Те ищущие, которые приезжают сюда с Запада, гораздо легче погружаются в медитацию, чем вы, индусы. Причина в том, что здесь нет их знакомых; и поскольку они никак с вами не связаны, им нет дела до того, что вы о них подумаете.
Тебе было бы так же просто погрузиться в медитацию, окажись ты в Англии или Америке, поскольку то общество — не твое, те люди для тебя — никто. Какая разница, что они увидят и что о тебе подумают? Как это может сказаться на тебе и твоих интересах? Но если ты знаком с этими людьми, если тебе приходится с ними общаться, если у вас какие-то дела или вы связаны как-то иначе, становится очень страшно. Их влияние на тебя может оказаться довольно серьезным. А если их мнение о тебе изменится, ты вдруг почувствуешь, как растет твое беспокойство, ведь ты не осознаешь себя. Ты принимал на веру, что ты такой, каким тебя считают окружающие. Если они говорят, что ты красив, ты тоже считаешь себя красавцем. Если в глазах других людей ты — хороший, славный парень, то именно так ты и будешь себя воспринимать. А если другие думают, что ты ненормальный, то в скором времени в тебе начнут шевелиться сомнения и в один прекрасный день ты уверуешь в то, что спятил.

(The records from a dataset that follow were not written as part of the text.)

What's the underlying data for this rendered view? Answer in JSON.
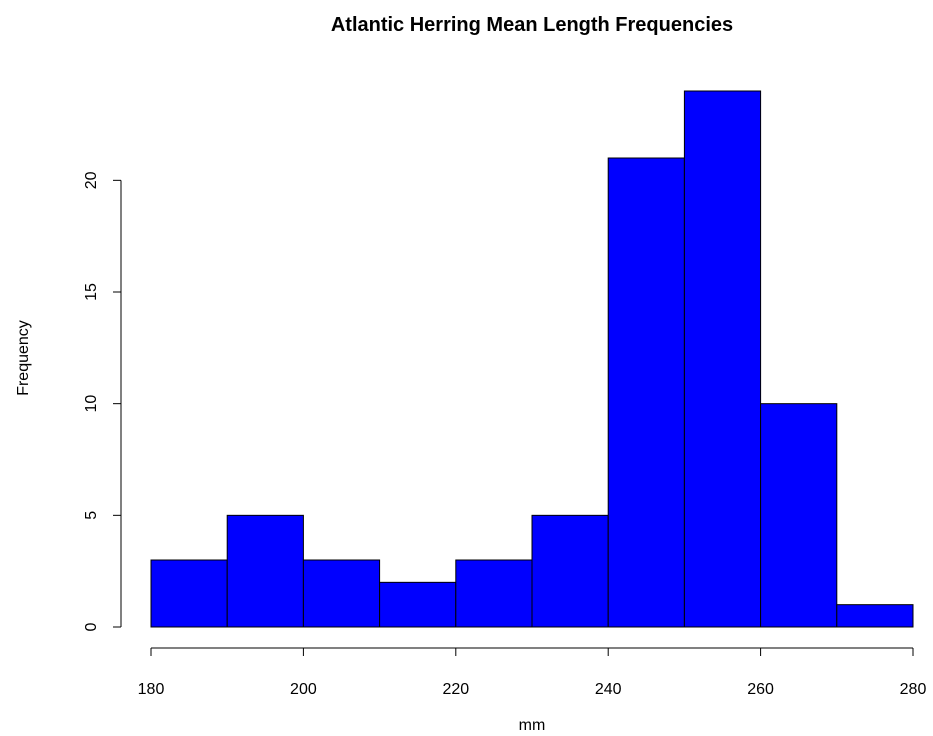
{
  "chart_data": {
    "type": "bar",
    "subtype": "histogram",
    "title": "Atlantic Herring Mean Length Frequencies",
    "xlabel": "mm",
    "ylabel": "Frequency",
    "bin_edges": [
      180,
      190,
      200,
      210,
      220,
      230,
      240,
      250,
      260,
      270,
      280
    ],
    "values": [
      3,
      5,
      3,
      2,
      3,
      5,
      21,
      24,
      10,
      1
    ],
    "xlim": [
      180,
      280
    ],
    "ylim": [
      0,
      24
    ],
    "x_ticks": [
      180,
      200,
      220,
      240,
      260,
      280
    ],
    "y_ticks": [
      0,
      5,
      10,
      15,
      20
    ],
    "bar_color": "#0000ff",
    "edge_color": "#000000",
    "grid": false,
    "legend": "none"
  }
}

Психологи утверждают, что мы препятствуем интеллектуальному развитию большинства детей, поскольку с раннего детства считаем их несмышлеными. Если все время говорить ребенку, что он глуп и бестолков, разве он научится полагаться на свой ум? Да никогда! И запомни: этот грех на твоей совести, это ты делаешь из него тупицу. Когда отец говорит ребенку, что тот глуп, когда школьные учителя снова и снова твердят ему, что он тупой, ребенок начинает думать: «Наверное, они правы! Если они так думают, я, должно быть, и правда тупой!» И тогда ребенок начинает доказывать правоту их слов, ведь, согласно его логике, противиться тому, о чем говорит столько людей, — нехорошо. Если в это верит столько народу, значит, так оно и есть! И если ему и вправду случится показать себя не слишком умным, он скажет себе: «Все так, как и должно было быть, ведь я дурак, все об этом говорят».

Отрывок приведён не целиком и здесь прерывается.